Polar Bears Are Transparent And Other Arctic Wildlife Facts
One of the main reasons why people venture into the Polar Regions is to see some of its fascinating inhabitants. Although the many indigenous communities that live here are remarkable, we’re referring to the wildlife which prowls, swims and swoops throughout these extreme landscapes.
Just catching a fleeting glimpse of a polar bear on the hunt for its prey or a whale breaking the water’s surface with its gigantic tale is enough to enhance your trip tenfold. Your expert guides will know the best places to experience these sightings so you’ll know you are in good hands. And the eagle-eyed captains will always be looking out for those unexpected encounters and alerting you via the PA system.
Here are some interesting Arctic animal facts to whet your appetite.
As we alluded to in the title, polar bears are not actually white. Instead, their fur is transparent and only appears to us in this way because it reflects natural light. This makes for a very effective camouflage.
A narwhal’s tusk is actually one of its teeth. Unlike our teeth, though, it is soft on the outside and hard in the middle, making it both strong and flexible.

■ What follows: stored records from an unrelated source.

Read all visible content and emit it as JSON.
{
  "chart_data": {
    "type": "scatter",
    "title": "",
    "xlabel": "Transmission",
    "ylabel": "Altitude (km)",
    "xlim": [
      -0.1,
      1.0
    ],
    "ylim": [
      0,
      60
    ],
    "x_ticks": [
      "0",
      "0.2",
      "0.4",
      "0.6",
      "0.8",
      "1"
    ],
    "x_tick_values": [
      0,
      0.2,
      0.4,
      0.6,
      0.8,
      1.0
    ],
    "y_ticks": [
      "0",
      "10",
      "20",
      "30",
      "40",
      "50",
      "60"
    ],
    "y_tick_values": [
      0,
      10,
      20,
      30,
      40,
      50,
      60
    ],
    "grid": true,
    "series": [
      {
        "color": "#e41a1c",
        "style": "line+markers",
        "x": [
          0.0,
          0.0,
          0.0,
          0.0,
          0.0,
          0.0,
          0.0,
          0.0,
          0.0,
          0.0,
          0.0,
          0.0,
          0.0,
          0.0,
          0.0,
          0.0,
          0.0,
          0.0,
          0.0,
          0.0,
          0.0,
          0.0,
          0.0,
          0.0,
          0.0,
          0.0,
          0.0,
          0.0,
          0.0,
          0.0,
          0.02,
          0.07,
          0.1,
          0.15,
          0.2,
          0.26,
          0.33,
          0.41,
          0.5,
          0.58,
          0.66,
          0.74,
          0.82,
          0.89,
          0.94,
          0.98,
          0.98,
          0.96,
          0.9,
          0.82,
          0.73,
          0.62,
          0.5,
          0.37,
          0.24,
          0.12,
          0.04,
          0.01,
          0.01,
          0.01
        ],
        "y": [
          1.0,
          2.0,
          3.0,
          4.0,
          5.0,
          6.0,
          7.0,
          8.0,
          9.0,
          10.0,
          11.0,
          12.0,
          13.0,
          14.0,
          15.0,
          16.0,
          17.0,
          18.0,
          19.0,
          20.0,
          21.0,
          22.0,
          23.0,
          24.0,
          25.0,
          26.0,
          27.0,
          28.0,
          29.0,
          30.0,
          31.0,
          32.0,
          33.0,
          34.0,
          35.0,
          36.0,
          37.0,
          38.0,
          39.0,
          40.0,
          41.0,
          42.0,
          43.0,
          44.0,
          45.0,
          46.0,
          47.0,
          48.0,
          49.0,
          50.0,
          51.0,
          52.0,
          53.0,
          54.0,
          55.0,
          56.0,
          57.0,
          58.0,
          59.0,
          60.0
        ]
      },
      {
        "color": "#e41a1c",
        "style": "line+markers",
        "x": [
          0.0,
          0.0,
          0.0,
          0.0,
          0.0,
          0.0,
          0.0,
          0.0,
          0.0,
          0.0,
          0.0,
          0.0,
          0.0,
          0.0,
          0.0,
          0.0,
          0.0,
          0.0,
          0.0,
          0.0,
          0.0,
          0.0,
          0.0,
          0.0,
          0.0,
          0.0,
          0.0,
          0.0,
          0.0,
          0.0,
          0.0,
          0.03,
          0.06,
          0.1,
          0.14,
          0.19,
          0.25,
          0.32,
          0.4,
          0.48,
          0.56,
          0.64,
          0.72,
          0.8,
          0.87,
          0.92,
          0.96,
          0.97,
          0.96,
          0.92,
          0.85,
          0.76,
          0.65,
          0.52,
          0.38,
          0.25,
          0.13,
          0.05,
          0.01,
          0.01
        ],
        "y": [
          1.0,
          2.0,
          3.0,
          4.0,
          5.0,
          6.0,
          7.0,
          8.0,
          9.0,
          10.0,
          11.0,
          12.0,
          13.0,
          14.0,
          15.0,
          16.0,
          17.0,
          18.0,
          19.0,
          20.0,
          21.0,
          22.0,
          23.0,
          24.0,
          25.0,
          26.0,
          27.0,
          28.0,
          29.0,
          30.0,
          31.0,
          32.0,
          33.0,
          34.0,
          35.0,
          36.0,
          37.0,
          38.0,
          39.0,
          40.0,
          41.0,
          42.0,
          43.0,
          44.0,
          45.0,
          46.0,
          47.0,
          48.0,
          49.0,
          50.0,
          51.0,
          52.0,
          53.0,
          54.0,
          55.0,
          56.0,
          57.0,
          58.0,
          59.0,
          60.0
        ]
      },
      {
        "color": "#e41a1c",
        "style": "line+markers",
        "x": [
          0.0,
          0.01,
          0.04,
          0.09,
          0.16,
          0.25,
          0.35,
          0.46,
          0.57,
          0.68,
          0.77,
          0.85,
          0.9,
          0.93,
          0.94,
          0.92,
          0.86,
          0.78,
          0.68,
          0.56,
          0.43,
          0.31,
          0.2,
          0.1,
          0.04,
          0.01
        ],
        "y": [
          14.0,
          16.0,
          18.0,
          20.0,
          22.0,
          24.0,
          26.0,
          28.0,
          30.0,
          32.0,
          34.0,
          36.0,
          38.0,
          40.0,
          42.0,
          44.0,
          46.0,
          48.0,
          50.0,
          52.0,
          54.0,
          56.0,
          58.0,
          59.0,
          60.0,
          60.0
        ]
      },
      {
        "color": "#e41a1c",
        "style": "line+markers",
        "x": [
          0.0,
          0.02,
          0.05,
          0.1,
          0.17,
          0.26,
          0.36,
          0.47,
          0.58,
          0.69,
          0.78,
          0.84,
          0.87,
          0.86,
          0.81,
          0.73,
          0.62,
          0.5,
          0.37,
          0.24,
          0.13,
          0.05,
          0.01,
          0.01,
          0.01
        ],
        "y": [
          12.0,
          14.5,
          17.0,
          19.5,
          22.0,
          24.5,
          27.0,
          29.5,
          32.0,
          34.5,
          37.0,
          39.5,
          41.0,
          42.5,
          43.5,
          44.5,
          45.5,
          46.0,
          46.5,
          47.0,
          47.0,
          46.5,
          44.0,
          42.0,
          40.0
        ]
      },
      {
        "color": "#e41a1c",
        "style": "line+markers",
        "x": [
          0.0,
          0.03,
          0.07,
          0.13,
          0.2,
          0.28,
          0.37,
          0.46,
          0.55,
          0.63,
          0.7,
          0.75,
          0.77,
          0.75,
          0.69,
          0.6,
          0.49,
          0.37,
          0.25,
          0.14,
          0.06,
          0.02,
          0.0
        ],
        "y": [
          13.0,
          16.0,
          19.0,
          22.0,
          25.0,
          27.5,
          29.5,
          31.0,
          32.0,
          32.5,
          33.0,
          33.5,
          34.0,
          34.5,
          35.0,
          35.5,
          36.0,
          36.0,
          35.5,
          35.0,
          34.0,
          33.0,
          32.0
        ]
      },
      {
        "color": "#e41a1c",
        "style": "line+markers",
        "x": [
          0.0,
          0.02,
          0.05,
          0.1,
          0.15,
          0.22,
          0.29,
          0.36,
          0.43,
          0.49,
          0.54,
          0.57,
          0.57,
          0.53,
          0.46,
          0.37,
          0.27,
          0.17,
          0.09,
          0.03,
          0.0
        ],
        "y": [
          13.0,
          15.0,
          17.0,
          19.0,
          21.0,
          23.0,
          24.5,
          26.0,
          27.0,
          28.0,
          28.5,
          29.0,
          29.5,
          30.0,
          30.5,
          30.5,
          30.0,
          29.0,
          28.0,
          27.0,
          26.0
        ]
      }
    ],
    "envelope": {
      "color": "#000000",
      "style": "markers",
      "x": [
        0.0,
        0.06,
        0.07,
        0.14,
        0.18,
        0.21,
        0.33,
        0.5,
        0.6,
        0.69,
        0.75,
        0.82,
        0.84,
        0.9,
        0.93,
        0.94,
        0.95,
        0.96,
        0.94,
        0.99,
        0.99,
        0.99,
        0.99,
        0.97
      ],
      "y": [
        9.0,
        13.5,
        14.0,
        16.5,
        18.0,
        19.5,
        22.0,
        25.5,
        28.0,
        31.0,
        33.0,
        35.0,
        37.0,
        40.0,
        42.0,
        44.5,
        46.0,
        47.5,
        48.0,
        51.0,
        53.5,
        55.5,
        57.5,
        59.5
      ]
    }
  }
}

Reindeers have evolved to develop a way of counteracting a polar bear’s stealth hunting tactics. They can see in ultra-violet light, meaning the bear can be spotted in time to make a quick getaway.
If you see a beluga whale that is not white then it is likely to be a calf. Young belugas are born grey and slowly fade to a white colour as they age. Males reach their permanent colour after nine years, whilst females reach this by the time they are seven.
Arctic foxes have a member of their group who is the designated nanny. During the summer months, they will roam in packs of one male, two females and the newly born kits. Whilst one female is mother to the kits, the second doesn’t breed and helps rear the young.
Like penguins, puffins make use of countershading. The black colour on the top half of their bodies means they are hard to distinguish from the dark water when looking from above, and the white on their lower body makes them hard to spot when predators are looking up at them from underwater.
You will only ever see a narwhal in the wild as there isn’t a single one living in the zoos, aquariums or any other captive places around the world.
Reindeer are the only species of deer where the females also grow antlers. Whilst the males shed theirs in the winter and spring, females don’t lose theirs until the summer months.
Seal pups and their mothers recognise each other through a unique call. Recent research has shown that pups can still remember their mother’s call after four years of separation.
Muskoxen were around during the Ice Age and once walked the Arctic plains alongside such extinct beasts as woolly mammoths and sabre tooth tigers. Their fur, known as qiviut, is also used to make the most luxurious garments in the world.